Did you ever go to a middle school dance? Remember how the whole school showed up, but the boys and girls each stuck to their own sides? Even as adults, how often do we go to a friend’s house, and the men gather around the barbeque while the women gather in the kitchen? What we have here is a classic representation of diversity and inclusion: People from different sides of life gather in the same place, but they do not share the same conversations or engage in discussion with the people who are less like them. We see diversity, but not inclusion.

Diversity and inclusion is a hot topic these days. The U.S. is more diverse now than it’s ever been, and we know that companies benefit from embracing a diverse workforce. Where we really need work is around inclusion. It’s not enough to show up to the party. It’s important that we all dance together.

So, where is the work to embrace diversity and be inclusive? Why is it so difficult to build an inclusive work culture, and what work can we do now to move in that direction? The real work is in improved communication. It’s important to work on how we communicate with each other and how we see each other – on how we avoid boxing ourselves and each other in.

What does this mean? How many times have we heard people say things like, “I don’t think that’s a problem, and we need to focus on more pressing things” or, “This is great, but we’re not ready for it” or, “I don’t understand where you’re coming from, and this is the way we need to do things” or, “No need to get so emotional” or, “You’re taking this too personally”?

When we dismiss someone’s input or point of view because we don’t understand it, we’re shutting that person out and avoiding a conversation that would allow us to come to an understanding. We don’t encourage discussion by asking that person why they think the way they do or what has influenced their perspective on the issue at hand. We shut each other out, and we internalize the way we feel about the situation rather than allowing ourselves to embrace the initial discomfort and have the conversation.

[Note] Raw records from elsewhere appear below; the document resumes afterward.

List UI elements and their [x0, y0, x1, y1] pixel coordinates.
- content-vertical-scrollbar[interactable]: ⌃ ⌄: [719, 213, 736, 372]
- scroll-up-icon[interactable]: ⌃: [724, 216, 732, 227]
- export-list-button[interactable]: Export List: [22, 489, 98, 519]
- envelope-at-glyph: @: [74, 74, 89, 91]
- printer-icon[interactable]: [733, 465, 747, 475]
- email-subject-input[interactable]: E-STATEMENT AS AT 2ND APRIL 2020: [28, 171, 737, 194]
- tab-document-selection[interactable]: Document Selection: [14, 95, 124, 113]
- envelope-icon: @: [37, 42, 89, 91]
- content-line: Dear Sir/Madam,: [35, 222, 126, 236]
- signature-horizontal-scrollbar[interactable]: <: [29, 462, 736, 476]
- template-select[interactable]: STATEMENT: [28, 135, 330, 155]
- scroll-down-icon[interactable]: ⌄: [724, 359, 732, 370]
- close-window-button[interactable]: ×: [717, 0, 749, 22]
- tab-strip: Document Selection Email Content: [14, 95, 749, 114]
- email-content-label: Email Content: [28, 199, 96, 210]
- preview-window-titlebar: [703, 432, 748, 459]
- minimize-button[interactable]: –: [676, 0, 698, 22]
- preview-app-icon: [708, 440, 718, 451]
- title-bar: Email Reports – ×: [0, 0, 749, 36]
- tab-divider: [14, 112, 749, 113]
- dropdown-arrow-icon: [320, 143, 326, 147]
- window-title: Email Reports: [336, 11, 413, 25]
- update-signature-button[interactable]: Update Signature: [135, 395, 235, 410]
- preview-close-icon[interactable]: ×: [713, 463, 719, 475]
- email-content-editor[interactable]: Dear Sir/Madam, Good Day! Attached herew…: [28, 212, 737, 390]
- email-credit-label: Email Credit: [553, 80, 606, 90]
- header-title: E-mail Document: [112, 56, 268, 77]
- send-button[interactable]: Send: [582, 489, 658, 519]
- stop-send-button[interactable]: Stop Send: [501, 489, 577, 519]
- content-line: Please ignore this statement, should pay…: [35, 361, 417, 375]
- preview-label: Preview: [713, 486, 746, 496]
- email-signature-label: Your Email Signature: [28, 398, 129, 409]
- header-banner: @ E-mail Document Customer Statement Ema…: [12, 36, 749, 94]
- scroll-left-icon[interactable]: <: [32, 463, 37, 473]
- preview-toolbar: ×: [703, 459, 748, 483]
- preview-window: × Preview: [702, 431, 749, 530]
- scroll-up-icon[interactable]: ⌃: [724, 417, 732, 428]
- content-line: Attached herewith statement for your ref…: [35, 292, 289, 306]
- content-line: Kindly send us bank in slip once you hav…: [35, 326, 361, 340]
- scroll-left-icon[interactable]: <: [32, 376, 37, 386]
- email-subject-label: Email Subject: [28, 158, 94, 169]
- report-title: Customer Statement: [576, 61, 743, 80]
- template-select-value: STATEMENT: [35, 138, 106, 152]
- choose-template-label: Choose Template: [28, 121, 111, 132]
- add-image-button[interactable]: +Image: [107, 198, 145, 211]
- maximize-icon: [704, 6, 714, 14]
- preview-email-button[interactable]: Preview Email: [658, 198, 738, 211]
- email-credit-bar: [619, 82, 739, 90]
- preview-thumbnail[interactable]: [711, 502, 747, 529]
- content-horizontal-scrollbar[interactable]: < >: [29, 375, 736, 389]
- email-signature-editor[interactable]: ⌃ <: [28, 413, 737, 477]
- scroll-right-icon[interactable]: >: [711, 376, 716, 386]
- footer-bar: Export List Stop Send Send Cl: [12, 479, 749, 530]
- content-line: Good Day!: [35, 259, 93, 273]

As a child and adult, I have been constantly bullied. I was told that my gums were too big, my neighborhood wasn’t the best, I was too empathetic, I was too radical in my ideas, I was too direct, and on and on. To be clear, I embrace feedback and value understanding how other people react to the things I say and do. But it’s important to think about where this feedback is coming from. Why am I being told I’m too direct? Why do people say my ideas are too radical? Would they say the same thing if anything about me were different? It’s this last question that influences the context of the feedback, and it’s where the conversation should begin.

Humans are visual beings. We have a tendency to put ourselves and each other in boxes based on what we look like, and we learn this strategy from an early age. Our instincts tell us that anything that doesn’t look like us is dangerous. We have the privilege of being evolved beings, and we have the capacity to see through that misperception – to understand that people who look different from us are not much different from us. We just need to practice that belief and have the conversation with the person who is different to understand their perspective.

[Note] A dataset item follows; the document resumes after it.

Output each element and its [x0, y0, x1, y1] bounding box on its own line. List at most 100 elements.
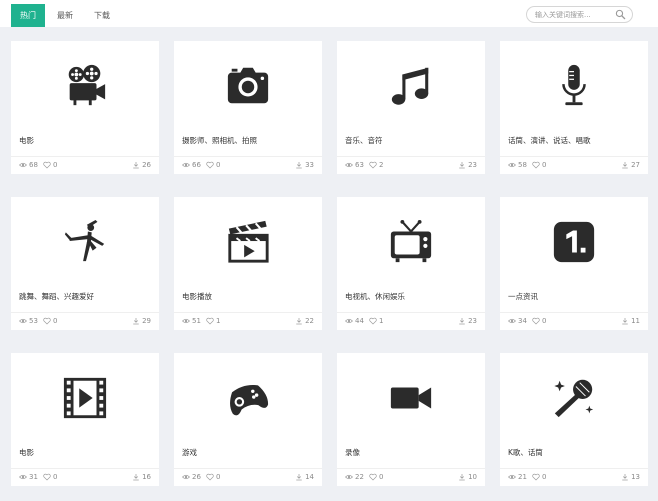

The key to progress on inclusion is to close our eyes and listen – listen to what people are saying instead of looking to debunk what they say based on their color, gender, marital status, job, etc. I feel a rise in potential for this change with the increasing popularity of podcasts. We have more opportunities to learn about a topic by listening to someone talk about it. With podcasts, we’re not distracted by visuals, and we can just listen to the words the person is saying, what they’re not saying, and the perspective and insight they bring to the topic.

We need to stop only looking to what we know, and we need to have more conversations with people to learn about what we don’t know. Actively listening to each other leads to education. You don’t have to agree with everything you listen to, but here’s my challenge to you: Infer. Use what you’re listening to and what you’re educating yourself on to infer why this person is telling you something, why it matters and what you can learn from it.

Diversity and inclusion is the output of a human workplace and constant open communication. As you meet new people and form new connections, ask yourself, “Am I learning, or am I judging?” When you disagree with someone, ask yourself if you really understand their point of view or if you’re focusing on making sure they understand yours. When we shed the habit of judging others, we give the gift of truly knowing and understanding who they are and who you are as people. This gift allows both of you to form an understanding and drive inclusive conversations. Think back to that middle school dance. When everyone is included, and when everyone makes a contribution, the dance floor is alive.